A historical drama for a modern audience, this unromanticized re-telling lifts the veil on the Tudor middle class and the internal struggles England faced on the brink of Reformation. At the center of it all is Cromwell, navigating the moral complexities that accompany the exercise of power, trapped between his desire to do what is right and his instinct to survive.


The cast also includes Claire Foy (Little Dorrit) as the future queen Anne Boleyn, Bernard Hill (Five Days) as the king's military commander the Duke of Norfolk, Anton Lesser (Endeavour) as Thomas More, Mark Gatiss (Sherlock) as Cromwell’s rival advisor Stephen Gardiner, Joanne Whalley (The Borgias) as Henry's spurned first wife, Katherine of Aragon, and Jonathan Pryce (Cranford) as Cardinal Wolsey, the powerful Lord Chancellor who recognized Cromwell's potential.

Also appearing are Mathieu Amalric (The Grand Budapest Hotel) as the Spanish ambassador Eustace Chapuys, Charity Wakefield (Sense & Sensibility) as Anne Boleyn's sister Mary, Richard Dillane (The Dark Knight) as the king's brother-in-law the Duke of Suffolk, Thomas Brodie-Sangster (Game of Thrones) as Cromwell's ward Rafe Sadler, Natasha Little (Breathless) as Cromwell's wife, Liz, and Saskia Reeves (Worricker) as her sister Johane.


The novel Wolf Hall was hailed as “dazzling…historical fiction at its finest” (Bloomberg.com), “spellbinding” (The New York Times) and “a brilliant portrait of a society in the throes of disorienting change” (Washington Post).
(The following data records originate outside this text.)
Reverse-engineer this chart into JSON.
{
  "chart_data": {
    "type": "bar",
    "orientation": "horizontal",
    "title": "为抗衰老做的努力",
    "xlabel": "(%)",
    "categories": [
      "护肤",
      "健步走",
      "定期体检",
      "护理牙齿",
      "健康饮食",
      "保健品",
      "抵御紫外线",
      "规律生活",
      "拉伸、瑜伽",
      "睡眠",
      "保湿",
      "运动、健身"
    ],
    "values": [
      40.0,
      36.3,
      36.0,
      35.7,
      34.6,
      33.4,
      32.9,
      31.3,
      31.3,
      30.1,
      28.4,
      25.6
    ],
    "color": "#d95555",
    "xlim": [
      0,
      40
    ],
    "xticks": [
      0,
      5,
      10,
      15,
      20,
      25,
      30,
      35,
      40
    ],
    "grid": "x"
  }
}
And Bring Up the Bodies inspired the following “(Mantel’s) characters are real and vivid people who bring to life the clash of ideals that gripped England at the time. She makes the past present and vital” (The Economist).
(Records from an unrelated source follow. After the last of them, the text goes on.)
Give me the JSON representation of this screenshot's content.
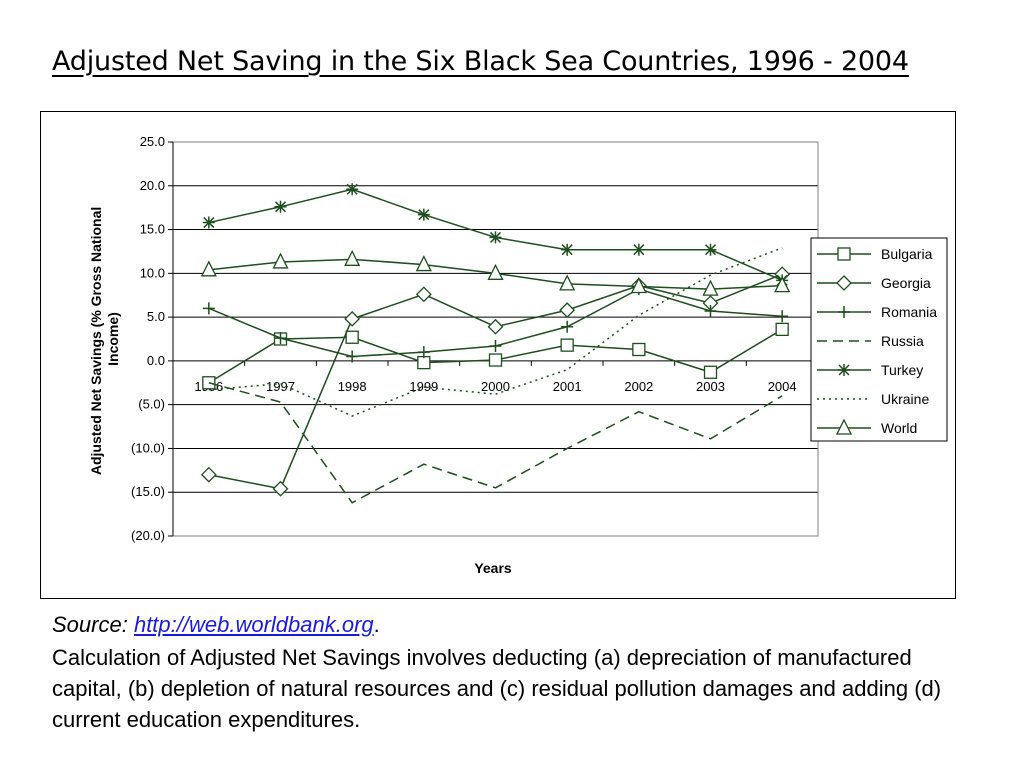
{
  "slide": {
    "title": "Adjusted Net Saving in the Six Black Sea Countries, 1996 - 2004",
    "source_label": "Source:",
    "source_link": "http://web.worldbank.org",
    "source_trailing": ".",
    "note": "Calculation of Adjusted Net Savings involves deducting (a) depreciation of manufactured capital, (b) depletion of natural resources and (c) residual pollution damages and adding (d) current education expenditures."
  },
  "colors": {
    "series": "#1e4d1e",
    "gridline": "#000000",
    "link": "#1a1adc"
  },
  "chart_data": {
    "type": "line",
    "title": "",
    "xlabel": "Years",
    "ylabel": "Adjusted Net Savings (% Gross National Income)",
    "x": [
      "1996",
      "1997",
      "1998",
      "1999",
      "2000",
      "2001",
      "2002",
      "2003",
      "2004"
    ],
    "ylim": [
      -20,
      25
    ],
    "yticks": [
      25,
      20,
      15,
      10,
      5,
      0,
      -5,
      -10,
      -15,
      -20
    ],
    "ytick_labels": [
      "25.0",
      "20.0",
      "15.0",
      "10.0",
      "5.0",
      "0.0",
      "(5.0)",
      "(10.0)",
      "(15.0)",
      "(20.0)"
    ],
    "grid": true,
    "legend_position": "right",
    "series": [
      {
        "name": "Bulgaria",
        "marker": "square",
        "dash": "solid",
        "values": [
          -2.5,
          2.5,
          2.7,
          -0.2,
          0.1,
          1.8,
          1.3,
          -1.3,
          3.6
        ]
      },
      {
        "name": "Georgia",
        "marker": "diamond",
        "dash": "solid",
        "values": [
          -13.0,
          -14.6,
          4.8,
          7.6,
          3.9,
          5.8,
          8.6,
          6.6,
          9.9
        ]
      },
      {
        "name": "Romania",
        "marker": "plus",
        "dash": "solid",
        "values": [
          6.0,
          2.6,
          0.5,
          1.0,
          1.7,
          3.9,
          8.2,
          5.7,
          5.1
        ]
      },
      {
        "name": "Russia",
        "marker": "none",
        "dash": "longdash",
        "values": [
          -2.5,
          -4.7,
          -16.2,
          -11.8,
          -14.5,
          -10.0,
          -5.8,
          -8.9,
          -4.0
        ]
      },
      {
        "name": "Turkey",
        "marker": "star",
        "dash": "solid",
        "values": [
          15.8,
          17.6,
          19.6,
          16.7,
          14.1,
          12.7,
          12.7,
          12.7,
          9.2
        ]
      },
      {
        "name": "Ukraine",
        "marker": "none",
        "dash": "dotted",
        "values": [
          -3.3,
          -2.6,
          -6.3,
          -3.0,
          -3.8,
          -1.0,
          5.2,
          9.8,
          12.9
        ]
      },
      {
        "name": "World",
        "marker": "triangle",
        "dash": "solid",
        "values": [
          10.4,
          11.3,
          11.6,
          11.0,
          10.0,
          8.8,
          8.5,
          8.2,
          8.6
        ]
      }
    ]
  }
}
Wolf Hall is a Playground Entertainment and Company Pictures production for BBC and MASTERPIECE in association with BBC Worldwide, Altus Media and Prescience. Executive producers are John Yorke for Company Pictures, Polly Hill, BBC Head of Independent Drama, for BBC TWO, Rebecca Eaton for MASTERPIECE, Martin Rakusen and Ben Donald for BBC Worldwide and Tim Smith for Prescience. Associate producer is Sonia Friedman for Sonia Friedman Productions. Executive Producer is Colin Callender. Producer is Mark Pybus. The writer is Peter Straughan. The director is Peter Kosminsky. MASTERPIECE is presented on PBS by WGBH Boston. Rebecca Eaton is Executive Producer. Viking River Cruises is the exclusive corporate funder of Wolf Hall on MASTERPIECE on PBS, with additional funding provided by The MASTERPIECE Trust.
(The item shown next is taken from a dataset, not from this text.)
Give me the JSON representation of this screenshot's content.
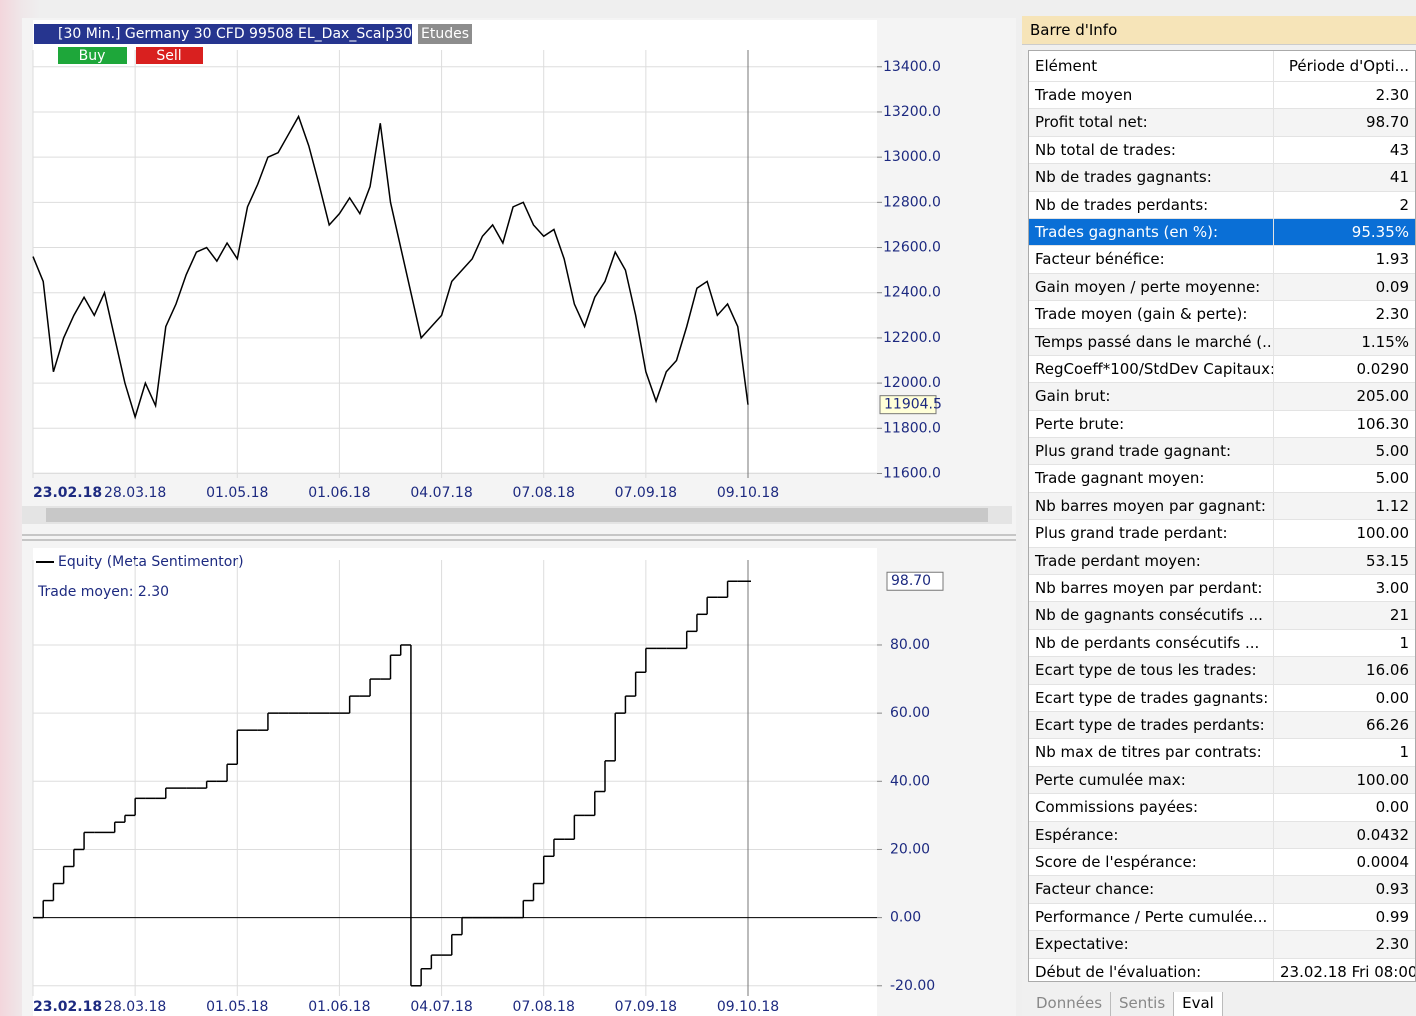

PBS is the home for drama on Sunday nights this winter/spring season. Viewers are transported back to the 1960s for heartwarming tales of the nuns and midwives of Poplar’s neighborhood, when season four of Call the Midwife returns on March 29 at 8:00pm ET. Also premiering that same night at 9:00pm is MASTERPIECE’s Mr. Selfridge, Season 3, starring Jeremy Piven as the flamboyant American entrepreneur of London department store fame.


PLAYGROUND is an independent theater and television company founded by Emmy and Tony Award-winning producer Colin Callender in 2012. Last year Playground received five Emmy and six Golden Globes nominations, with Jacqueline Bisset winning Best Supporting Actress for Stephen Poliakoff’s DANCING ON THE EDGE. Productions this year include the critically acclaimed Golden Globe- nominated THE MISSING starring James Nesbitt and Frances O’Connor for BBC and Starz, and the BBC/Masterpiece mini-series WOLF HALL based on Hilary Mantel’s best-selling novels starring Mark Rylance, Damian Lewis and Claire Foy. Playground is currently in pre-production on the television adaptation of Ronald Harwood’s THE DRESSER starring Anthony Hopkins and Ian McKellen directed by Richard Eyre for BBC.


On Broadway, Playground produced Nora Ephron’s multiple Tony-nominated LUCKY GUY starring Tom Hanks, this season’s Tony nominated CASA VALENTINA by Harvey Fierstein and Ken Branagh’s New York debut in MACBETH. Currently on Broadway are Jez Butterworth’s THE RIVER starring Hugh Jackman and HEDWIG AND THE ANGRY INCH, winning Callender a Tony Award for Best Musical Revival.